Carbon emissions from the Brazilian Amazon are increasingly dominated by forest fires during extreme droughts rather than by emissions from fires directly associated with the deforestation process, according to a study in Nature Communications.
The authors suggest that recurrent 21st century droughts may undermine achievements in reducing emissions from deforestation in this region.
Dr. Luiz Aragão, from the University of Exeter and the Brazilian National Institute for Space Research (INPE), and colleagues used satellite data and greenhouse gas inventories to assess drought impacts on fire incidence and associated carbon emissions between 2003 and 2015 in the Brazilian Amazon.

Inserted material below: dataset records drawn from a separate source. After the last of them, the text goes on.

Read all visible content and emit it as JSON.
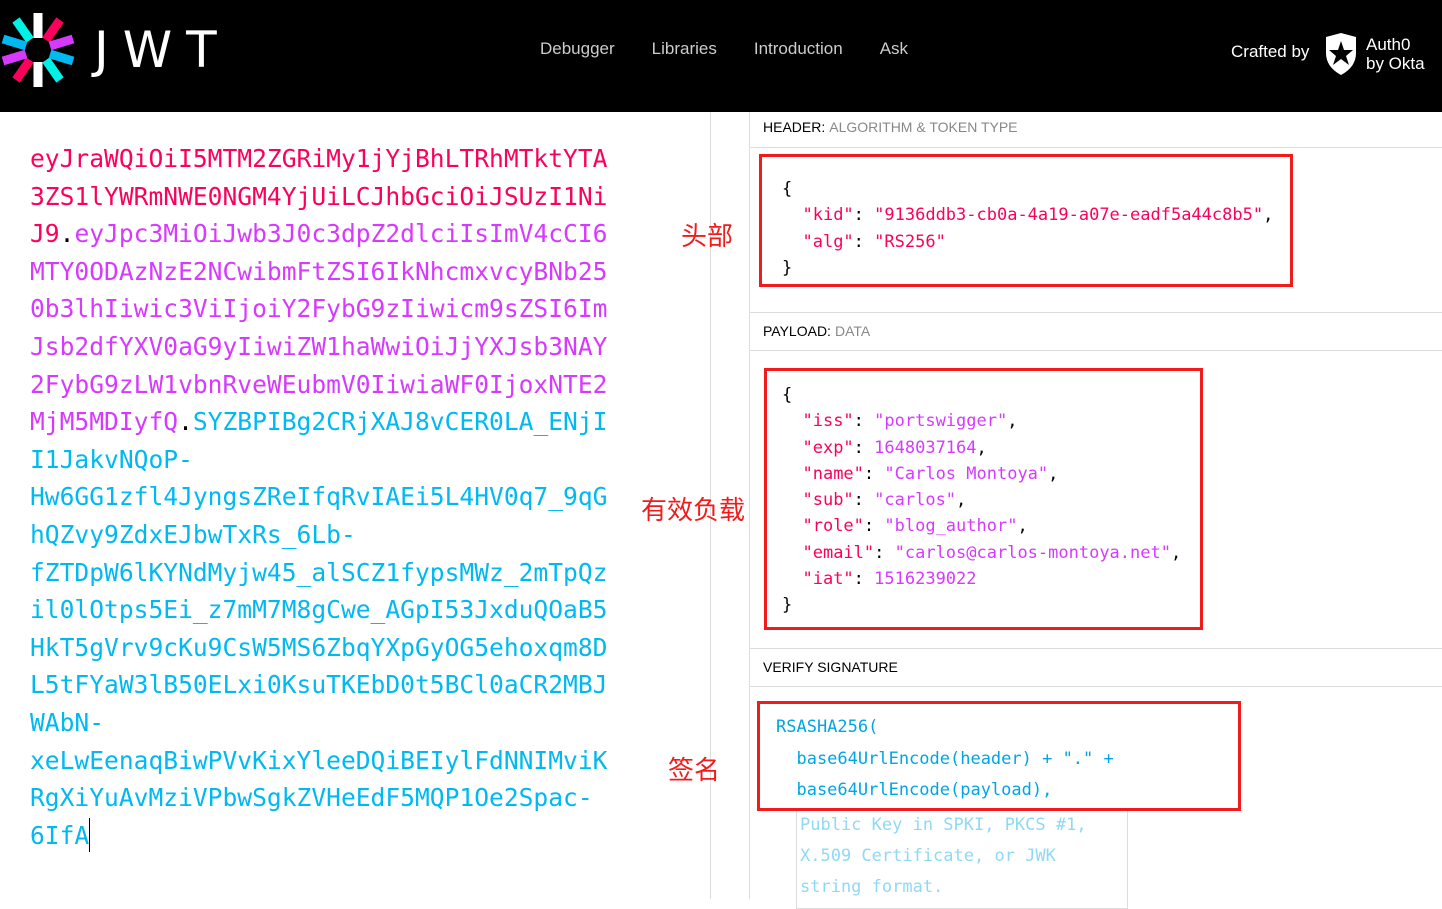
{
  "nav": {
    "brand": "JWT",
    "items": [
      "Debugger",
      "Libraries",
      "Introduction",
      "Ask"
    ],
    "crafted_by": "Crafted by",
    "auth0_line1": "Auth0",
    "auth0_line2": "by Okta"
  },
  "token": {
    "header": "eyJraWQiOiI5MTM2ZGRiMy1jYjBhLTRhMTktYTA3ZS1lYWRmNWE0NGM4YjUiLCJhbGciOiJSUzI1NiJ9",
    "dot1": ".",
    "payload": "eyJpc3MiOiJwb3J0c3dpZ2dlciIsImV4cCI6MTY0ODAzNzE2NCwibmFtZSI6IkNhcmxvcyBNb250b3lhIiwic3ViIjoiY2FybG9zIiwicm9sZSI6ImJsb2dfYXV0aG9yIiwiZW1haWwiOiJjYXJsb3NAY2FybG9zLW1vbnRveWEubmV0IiwiaWF0IjoxNTE2MjM5MDIyfQ",
    "dot2": ".",
    "signature": "SYZBPIBg2CRjXAJ8vCER0LA_ENjII1JakvNQoP-Hw6GG1zfl4JyngsZReIfqRvIAEi5L4HV0q7_9qGhQZvy9ZdxEJbwTxRs_6Lb-fZTDpW6lKYNdMyjw45_alSCZ1fypsMWz_2mTpQzil0lOtps5Ei_z7mM7M8gCwe_AGpI53JxduQOaB5HkT5gVrv9cKu9CsW5MS6ZbqYXpGyOG5ehoxqm8DL5tFYaW3lB50ELxi0KsuTKEbD0t5BCl0aCR2MBJWAbN-xeLwEenaqBiwPVvKixYleeDQiBEIylFdNNIMviKRgXiYuAvMziVPbwSgkZVHeEdF5MQP1Oe2Spac-6IfA"
  },
  "header_section": {
    "title": "HEADER:",
    "subtitle": "ALGORITHM & TOKEN TYPE",
    "open": "{",
    "close": "}",
    "fields": [
      {
        "key": "\"kid\"",
        "value": "\"9136ddb3-cb0a-4a19-a07e-eadf5a44c8b5\"",
        "sep": ","
      },
      {
        "key": "\"alg\"",
        "value": "\"RS256\"",
        "sep": ""
      }
    ]
  },
  "payload_section": {
    "title": "PAYLOAD:",
    "subtitle": "DATA",
    "open": "{",
    "close": "}",
    "fields": [
      {
        "key": "\"iss\"",
        "value": "\"portswigger\"",
        "sep": ","
      },
      {
        "key": "\"exp\"",
        "value": "1648037164",
        "sep": ","
      },
      {
        "key": "\"name\"",
        "value": "\"Carlos Montoya\"",
        "sep": ","
      },
      {
        "key": "\"sub\"",
        "value": "\"carlos\"",
        "sep": ","
      },
      {
        "key": "\"role\"",
        "value": "\"blog_author\"",
        "sep": ","
      },
      {
        "key": "\"email\"",
        "value": "\"carlos@carlos-montoya.net\"",
        "sep": ","
      },
      {
        "key": "\"iat\"",
        "value": "1516239022",
        "sep": ""
      }
    ]
  },
  "verify_section": {
    "title": "VERIFY SIGNATURE",
    "line1": "RSASHA256(",
    "line2": "  base64UrlEncode(header) + \".\" +",
    "line3": "  base64UrlEncode(payload),",
    "public_key_placeholder": "Public Key in SPKI, PKCS #1, X.509 Certificate, or JWK string format."
  },
  "annotations": {
    "header": "头部",
    "payload": "有效负载",
    "signature": "签名"
  },
  "colors": {
    "header": "#fb015b",
    "payload": "#d63aff",
    "signature": "#00b9f1",
    "annotation": "#f21b1b"
  }
}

The authors found that despite a 76 percent decline in deforestation rates over the past 13 years, fire incidence increased by 36 percent during the 2015 drought compared to the preceding 12 years.
They estimate that forest fires during drought years alone contribute on average emissions of one billion tonnes of CO2 annually to the atmosphere, which are more than half those from old-growth forest deforestation.
According to Dr. Aragão, this is the first time scientists have clearly demonstrated how forest fires can become widely spread during recent droughts and how much they influence Amazonian carbon emissions in a decadal scale.
He emphasizes that the suite of satellites currently in operation allows the retrieval of data on current climate, atmospheric carbon content and the status of terrestrial ecosystems.
The combination of such data is already permitting Dr. Aragao’s research laboratory at INPE to develop robust methodologies for understanding and accounting for carbon emissions from forest degradation, one of the bottlenecks for accurately monitoring, verifying and reporting the Amazonian carbon budget.
Lessons learned with this study are important because some observations and models indicate that the intensity and frequency of droughts in Amazonia may increase as a consequence of climate change and deforestation, explains Jose Marengo from the Brazilian Monitoring Center for Natural Disaster Alert (CEMADEN).
Dr. Marengo adds that three “droughts of the century” in 2005, 2010, 2015/2016 have occurred in the region due to a warmer tropical North Atlantic ocean or to El Nino, and the intensification of these phenomena in the future favours more droughts.
Dr. Liana Anderson, also from CEMADEN, says if changes in the near future climate are consistent with model results and no policy actions are taken to efficiently predict and avoid fire occurrence, she expects that carbon emissions from forest fires would be sustained in an analogue way as demonstrated by the study.
The study highlights that Brazil has made substantive advances to report emissions from deforestation.
However, based on the results, Brazil needs urgently to focus on incorporating into estimates, CO2 losses associated with fires unrelated to the deforestation process.
Governments must be aware of these values to propose realistic and effective solutions to maintain low deforestation levels, find new practices of land management and curb fire incidence.
These actions will be of utmost importance for reducing future carbon emissions from the Brazilian Amazon.
The authors argue that ongoing pervasive land-use activities and the intensification of extreme droughts are likely to increase fire emissions unrelated to the deforestation, risking the stability of forest carbon stocks and undermining the biodiversity co-benefits achievable in carbon conservation schemes, such as reducing emissions from deforestation and forest degradation (REDD+).